5- Ön inceleme duruşması tamamlandıktan sonra ve tahkikata başlamadan önce, süreler hakkında karar verilmesinin sonuçları
Yasa’nın 142.maddesinde açıklandığı üzere, ön inceleme duruşması tamamlandıktan sonra, hâkim tahkikata başlamadan önce, hak düşürücü süreler ile zamanaşımı hakkındaki itiraz ve def’ileri inceleyerek karara bağlayacaktır. Burada iki olasılık söz konusudur:
a) Yargıç, hak düşürücü süreleri (davalının itirazı olmasa bile) doğrudan ve kendiliğinden dikkate alacak; zamanaşımını ise davalı ileri sürmüşse inceleyecektir. Eğer dava açıldığı sırada sürelerin dolduğu sonucuna varırsa, süre yönünden ret kararı verecek ve dava bu aşamada sonuçlanmış olacağından, artık tahkikat aşamasına gerek kalmayacaktır.

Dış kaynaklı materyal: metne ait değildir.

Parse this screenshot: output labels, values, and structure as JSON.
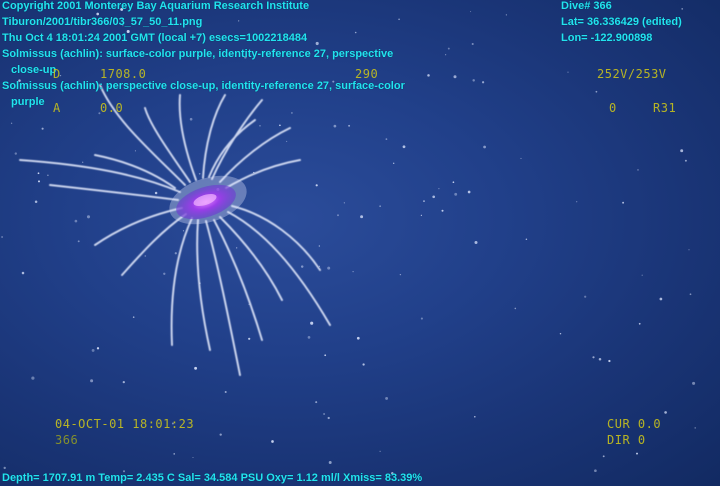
{
  "caption": {
    "copyright": "Copyright 2001 Monterey Bay Aquarium Research Institute",
    "filepath": "Tiburon/2001/tibr366/03_57_50_11.png",
    "datetime": "Thu Oct  4 18:01:24 2001 GMT (local +7)  esecs=1002218484",
    "annotation1_line1": "Solmissus (achlin): surface-color purple, identity-reference 27, perspective",
    "annotation1_line2": "close-up",
    "annotation2_line1": "Solmissus (achlin): perspective close-up, identity-reference 27, surface-color",
    "annotation2_line2": "purple",
    "dive": "Dive# 366",
    "lat": "Lat= 36.336429 (edited)",
    "lon": "Lon= -122.900898",
    "bottom_line": "Depth= 1707.91 m  Temp= 2.435 C  Sal= 34.584 PSU  Oxy= 1.12 ml/l  Xmiss= 83.39%"
  },
  "hud": {
    "depth_label": "D",
    "depth_value": "1708.0",
    "heading": "290",
    "voltage": "252V/253V",
    "alt_label": "A",
    "alt_value": "0.0",
    "zero": "0",
    "code": "R31",
    "date_time": "04-OCT-01 18:01:23",
    "dive_no": "366",
    "cur": "CUR 0.0",
    "dir": "DIR 0"
  }
}
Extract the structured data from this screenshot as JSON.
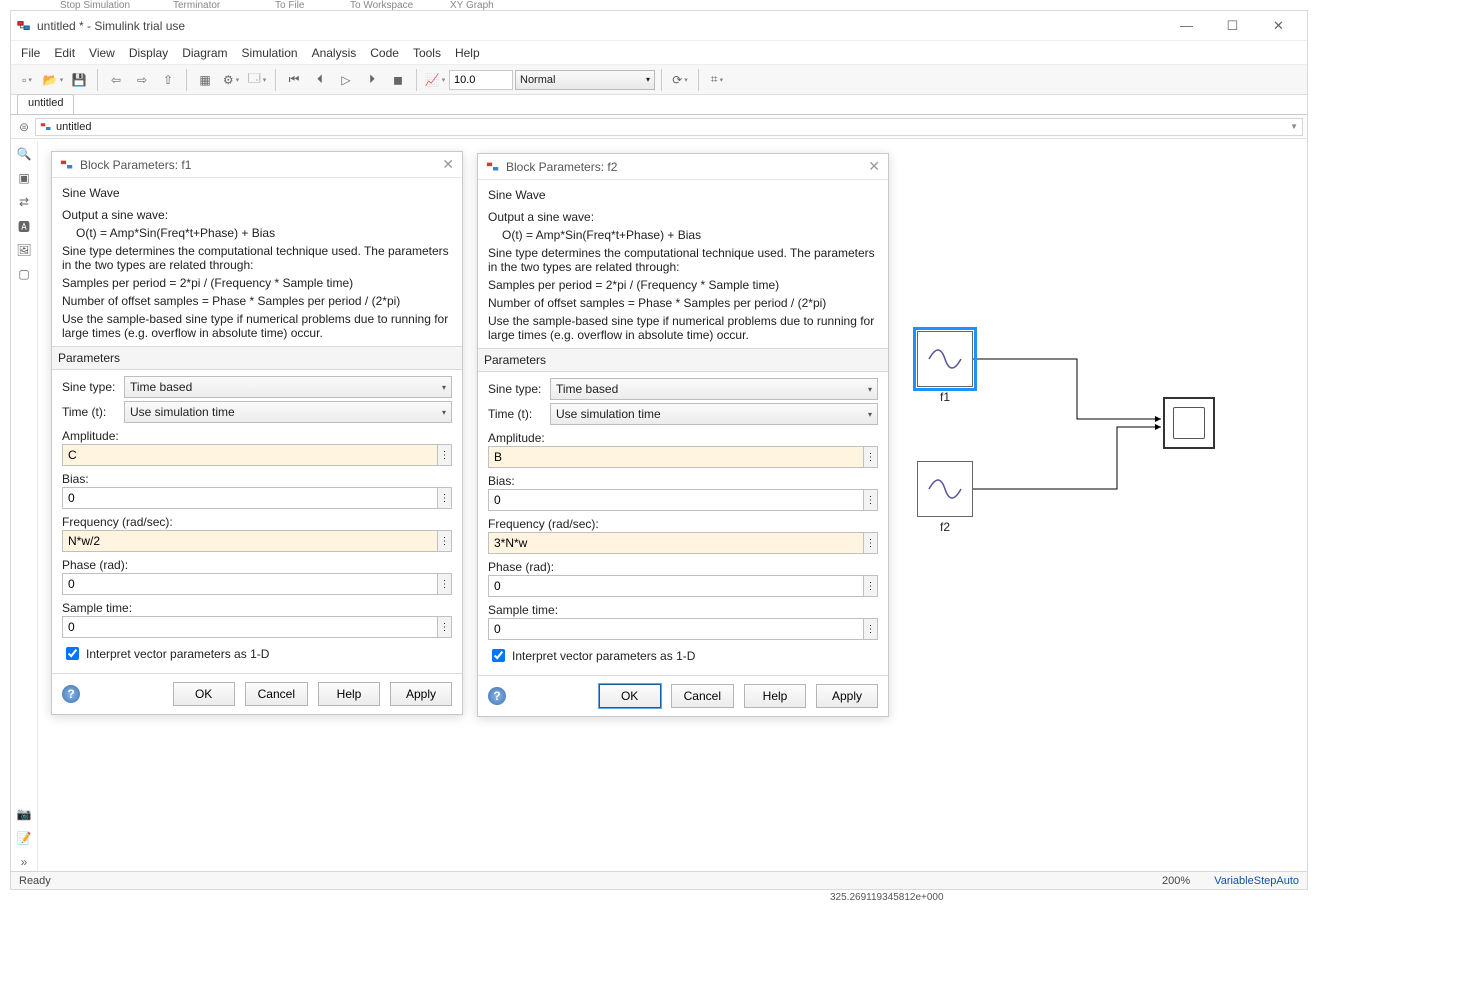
{
  "window": {
    "title": "untitled * - Simulink trial use",
    "min_tip": "Minimize",
    "max_tip": "Maximize",
    "close_tip": "Close"
  },
  "menus": [
    "File",
    "Edit",
    "View",
    "Display",
    "Diagram",
    "Simulation",
    "Analysis",
    "Code",
    "Tools",
    "Help"
  ],
  "toolbar": {
    "stop_time": "10.0",
    "sim_mode": "Normal"
  },
  "tabs": {
    "active": "untitled"
  },
  "explorer": {
    "path": "untitled"
  },
  "dialogs": [
    {
      "id": "f1",
      "title": "Block Parameters: f1",
      "block_type": "Sine Wave",
      "desc1": "Output a sine wave:",
      "formula": "O(t) = Amp*Sin(Freq*t+Phase) + Bias",
      "desc2": "Sine type determines the computational technique used. The parameters in the two types are related through:",
      "desc3": "Samples per period = 2*pi / (Frequency * Sample time)",
      "desc4": "Number of offset samples = Phase * Samples per period / (2*pi)",
      "desc5": "Use the sample-based sine type if numerical problems due to running for large times (e.g. overflow in absolute time) occur.",
      "parameters_header": "Parameters",
      "sine_type_label": "Sine type:",
      "sine_type": "Time based",
      "time_label": "Time (t):",
      "time": "Use simulation time",
      "amplitude_label": "Amplitude:",
      "amplitude": "C",
      "bias_label": "Bias:",
      "bias": "0",
      "freq_label": "Frequency (rad/sec):",
      "freq": "N*w/2",
      "phase_label": "Phase (rad):",
      "phase": "0",
      "sample_label": "Sample time:",
      "sample": "0",
      "interpret_label": "Interpret vector parameters as 1-D",
      "interpret_checked": true,
      "buttons": {
        "ok": "OK",
        "cancel": "Cancel",
        "help": "Help",
        "apply": "Apply"
      },
      "ok_primary": false
    },
    {
      "id": "f2",
      "title": "Block Parameters: f2",
      "block_type": "Sine Wave",
      "desc1": "Output a sine wave:",
      "formula": "O(t) = Amp*Sin(Freq*t+Phase) + Bias",
      "desc2": "Sine type determines the computational technique used. The parameters in the two types are related through:",
      "desc3": "Samples per period = 2*pi / (Frequency * Sample time)",
      "desc4": "Number of offset samples = Phase * Samples per period / (2*pi)",
      "desc5": "Use the sample-based sine type if numerical problems due to running for large times (e.g. overflow in absolute time) occur.",
      "parameters_header": "Parameters",
      "sine_type_label": "Sine type:",
      "sine_type": "Time based",
      "time_label": "Time (t):",
      "time": "Use simulation time",
      "amplitude_label": "Amplitude:",
      "amplitude": "B",
      "bias_label": "Bias:",
      "bias": "0",
      "freq_label": "Frequency (rad/sec):",
      "freq": "3*N*w",
      "phase_label": "Phase (rad):",
      "phase": "0",
      "sample_label": "Sample time:",
      "sample": "0",
      "interpret_label": "Interpret vector parameters as 1-D",
      "interpret_checked": true,
      "buttons": {
        "ok": "OK",
        "cancel": "Cancel",
        "help": "Help",
        "apply": "Apply"
      },
      "ok_primary": true
    }
  ],
  "model": {
    "blocks": {
      "f1": "f1",
      "f2": "f2"
    }
  },
  "status": {
    "ready": "Ready",
    "zoom": "200%",
    "solver": "VariableStepAuto"
  },
  "bg": {
    "top_labels": [
      "Stop Simulation",
      "Terminator",
      "To File",
      "To Workspace",
      "XY Graph"
    ],
    "bottom_number": "325.269119345812e+000"
  }
}
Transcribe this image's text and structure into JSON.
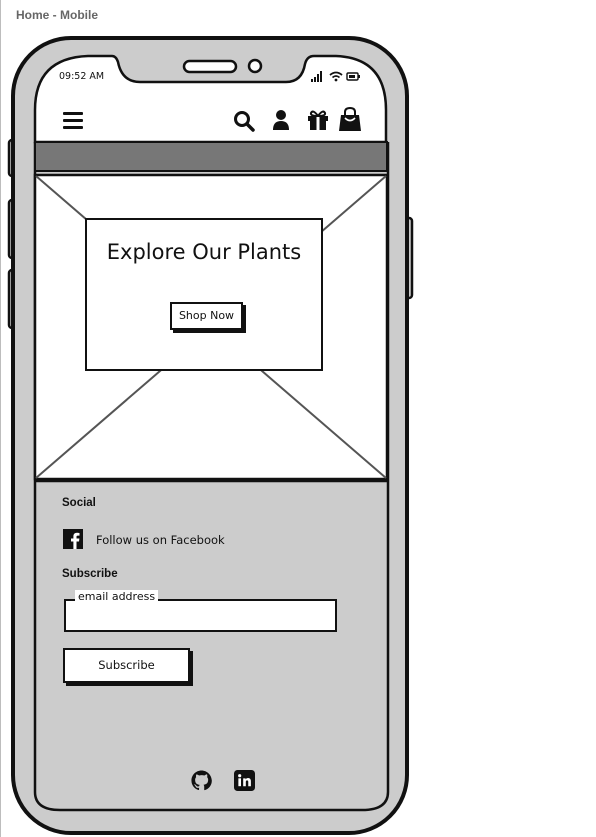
{
  "frame": {
    "title": "Home - Mobile"
  },
  "status_bar": {
    "time": "09:52 AM"
  },
  "nav": {
    "menu_icon": "hamburger-menu-icon",
    "search_icon": "search-icon",
    "account_icon": "user-icon",
    "gift_icon": "gift-icon",
    "bag_icon": "shopping-bag-icon"
  },
  "hero": {
    "title": "Explore Our Plants",
    "cta_label": "Shop Now"
  },
  "footer": {
    "social_heading": "Social",
    "facebook_label": "Follow us on Facebook",
    "subscribe_heading": "Subscribe",
    "email_legend": "email address",
    "email_value": "",
    "subscribe_button": "Subscribe",
    "icons": [
      "github-icon",
      "linkedin-icon"
    ]
  },
  "colors": {
    "outline": "#111111",
    "phone_gray": "#cccccc",
    "banner_bar": "#777777",
    "screen_white": "#ffffff"
  }
}
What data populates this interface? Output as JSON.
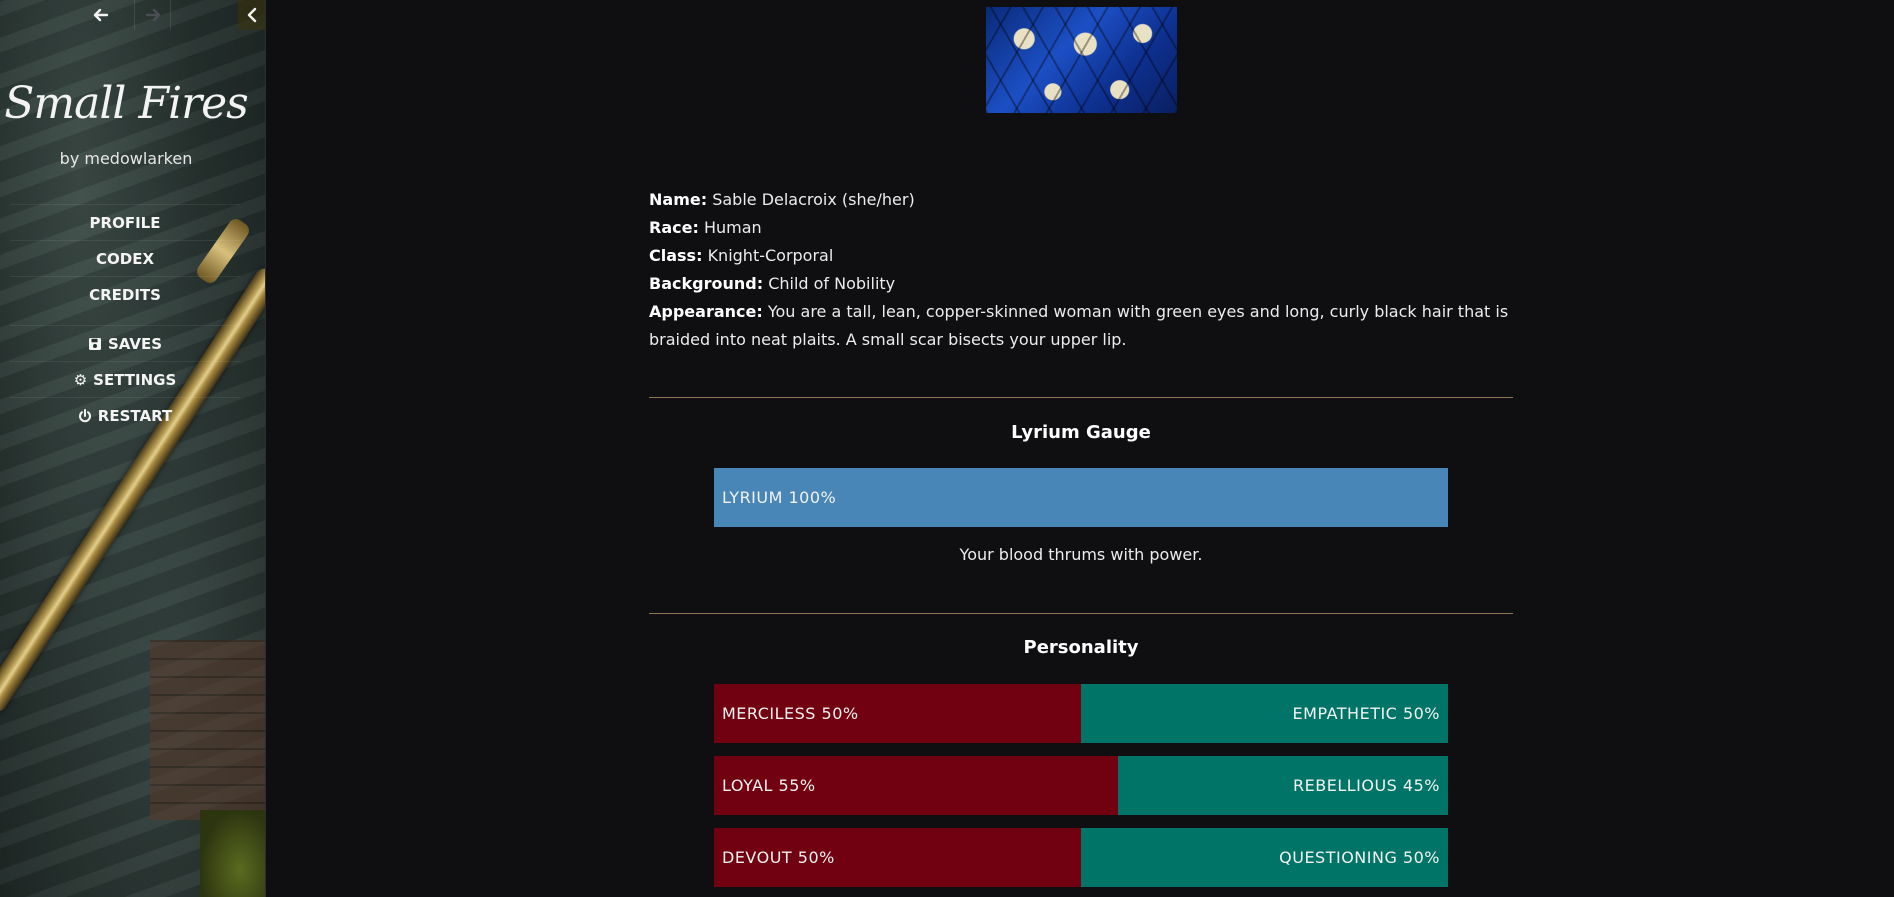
{
  "sidebar": {
    "nav": {
      "back_icon": "arrow-left-icon",
      "forward_icon": "arrow-right-icon",
      "collapse_icon": "chevron-left-icon"
    },
    "story_title": "Small Fires",
    "author": "by medowlarken",
    "story_menu": [
      "PROFILE",
      "CODEX",
      "CREDITS"
    ],
    "system_menu": [
      {
        "label": "SAVES",
        "icon": "save-icon"
      },
      {
        "label": "SETTINGS",
        "icon": "gear-icon"
      },
      {
        "label": "RESTART",
        "icon": "power-icon"
      }
    ]
  },
  "profile": {
    "bio": [
      {
        "label": "Name:",
        "value": "Sable Delacroix (she/her)"
      },
      {
        "label": "Race:",
        "value": "Human"
      },
      {
        "label": "Class:",
        "value": "Knight-Corporal"
      },
      {
        "label": "Background:",
        "value": "Child of Nobility"
      },
      {
        "label": "Appearance:",
        "value": "You are a tall, lean, copper-skinned woman with green eyes and long, curly black hair that is braided into neat plaits. A small scar bisects your upper lip."
      }
    ],
    "lyrium": {
      "title": "Lyrium Gauge",
      "bar_label": "LYRIUM 100%",
      "level": 100,
      "note": "Your blood thrums with power."
    },
    "personality": {
      "title": "Personality",
      "traits": [
        {
          "left_label": "MERCILESS 50%",
          "right_label": "EMPATHETIC 50%",
          "left_pct": 50
        },
        {
          "left_label": "LOYAL 55%",
          "right_label": "REBELLIOUS 45%",
          "left_pct": 55
        },
        {
          "left_label": "DEVOUT 50%",
          "right_label": "QUESTIONING 50%",
          "left_pct": 50
        }
      ]
    }
  },
  "colors": {
    "background": "#0f0e11",
    "lyrium": "#4786b7",
    "trait_left": "#710010",
    "trait_right": "#007567",
    "divider": "#8c7654"
  }
}
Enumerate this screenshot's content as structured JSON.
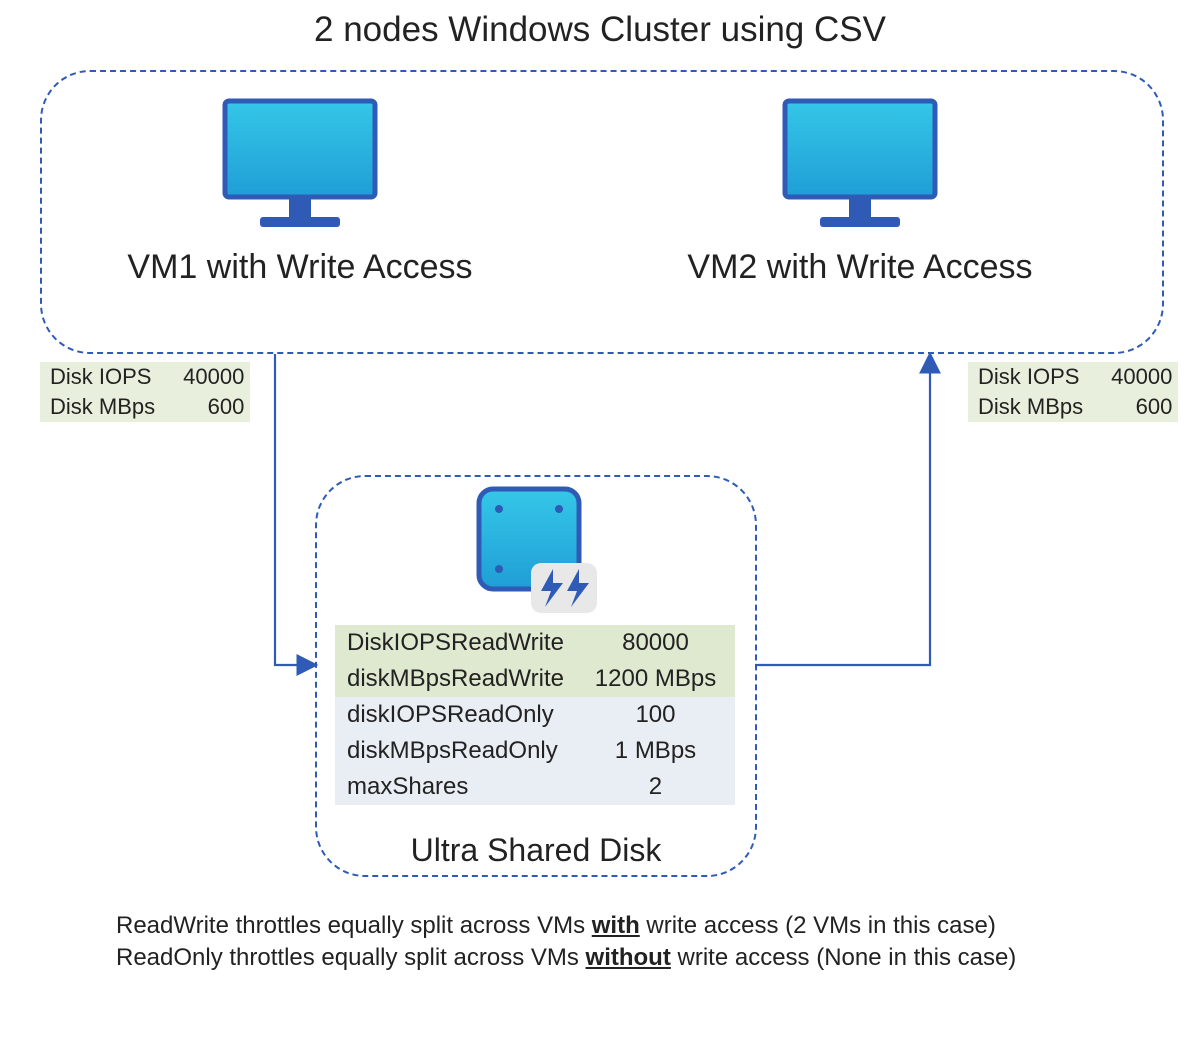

b) Buna karşılık, yargıç, hak düşürücü süre söz konusu olmadığını saptamışsa ve dava açıldığı sırada henüz zamanaşımı süresinin dolmamış olduğu sonucuna varmışsa, itiraz veya defiyi reddedip, tahkikat hazırlıklarına başlayacaktır.
Ön incelemenin başından sonuna kadar tüm işlemler, verilen kararlar, ön inceleme duruşmasında düzenlenen tutanak ve en son süreler hakkında verilen kararlar bir bütün halinde tahkikat aşamasının alt yapısını oluşturacak; davanın seyri buna göre belirlenecektir.